Here is a program in Python that you can enter and run. It defines the two functions we’ve been looking at earlier, and **calls** them with various arguments.

def odd(x): return x % 2 != 0 def balance(p, n, r, t): return p * (1 + r/n) ** (n * t) print(odd(-35)) print(odd(3278947239863000)) print(balance(1000, 12, 0.03, 5))

Here’s something we did not consider. **Can every function be represented as a string of symbols that we can process with a machine?**

It turns out that the answer to this is no.

Here’s why. First, if we want to describe functions for computing, we need a finite alphabet. (If you don’t buy that, think about it for a minute.) Now if the alphabet is finite, we can systematically list all programs in a countable fashion. There are a countably infinite number of possible **programs**. But the number of programs is uncountably infinite, which we’ll show by a diagonalization argument in class.

Bottom line:

Given any computing machine, there exist functions that it cannot compute.
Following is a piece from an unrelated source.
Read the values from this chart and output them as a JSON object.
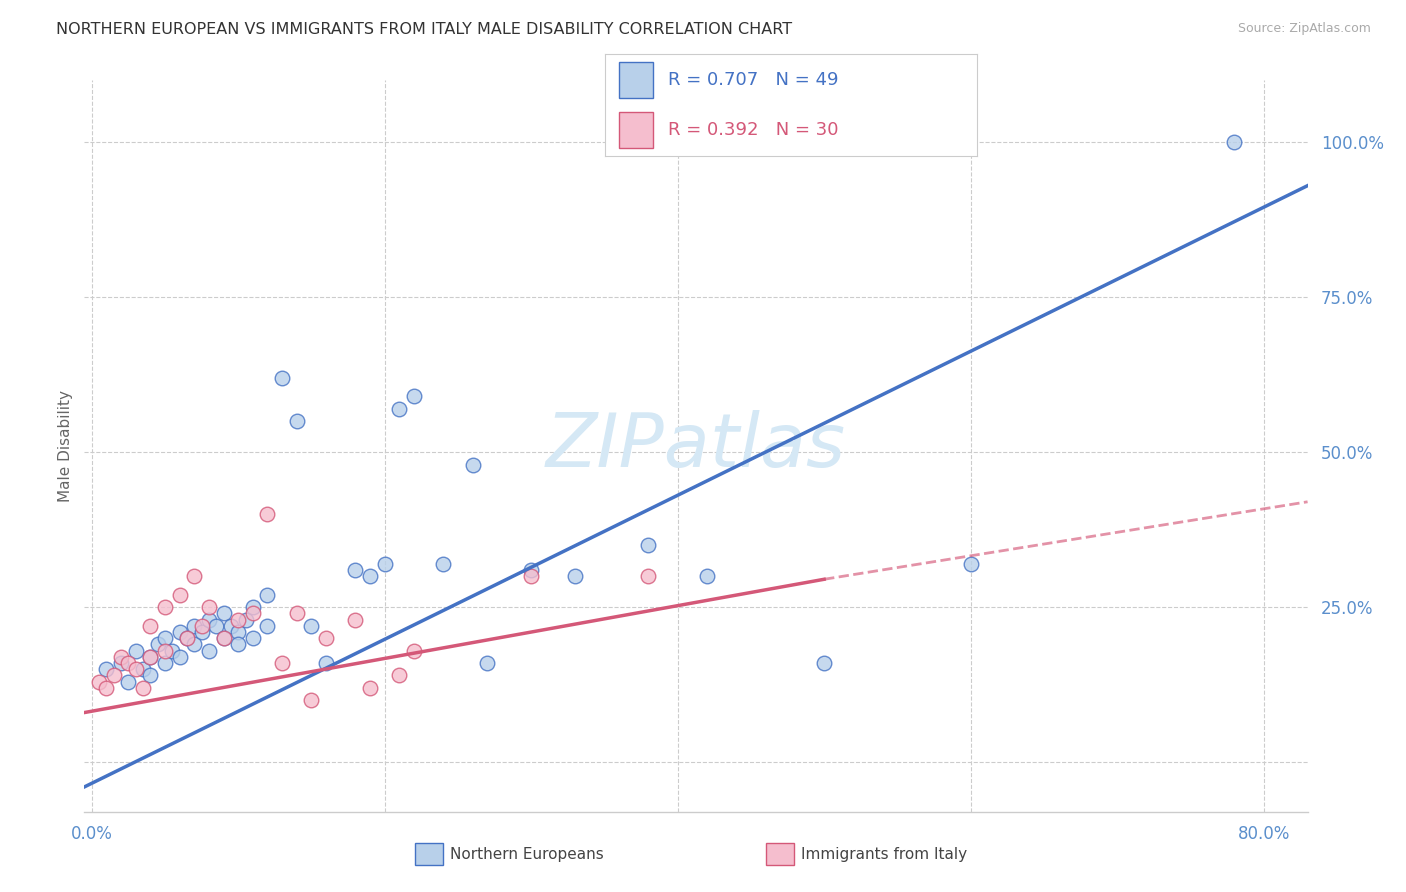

Hey, *this is philosophically interesting*.

So which functions can be computed? Well, the **Church-Turing Thesis** says that the computable
functions are precisely those for which a **Turing Machine** can be given,
i.e.,

A function $f$ is **computable** if and only if a there exists a Turing Machine that outputs $f(x)$ for any input $x$.

To this day, no one has ever found a model of computation that can compute something that a Turing machine cannot. People have created other models of computation — the Lambda Calculus, Post Production Systems, Phrase Structure Grammars, Random Access Machines — but all have turned out to be equal in power (in terms of what they can compute) to the Turing machine. The Church-Turing thesis hypothesizes that no such model exists.

Now that function $U$ we saw before, the Universal Turing Machine, is so named because it can simulate any Turing Machine, and by the Church-Turing Thesis, any computable function.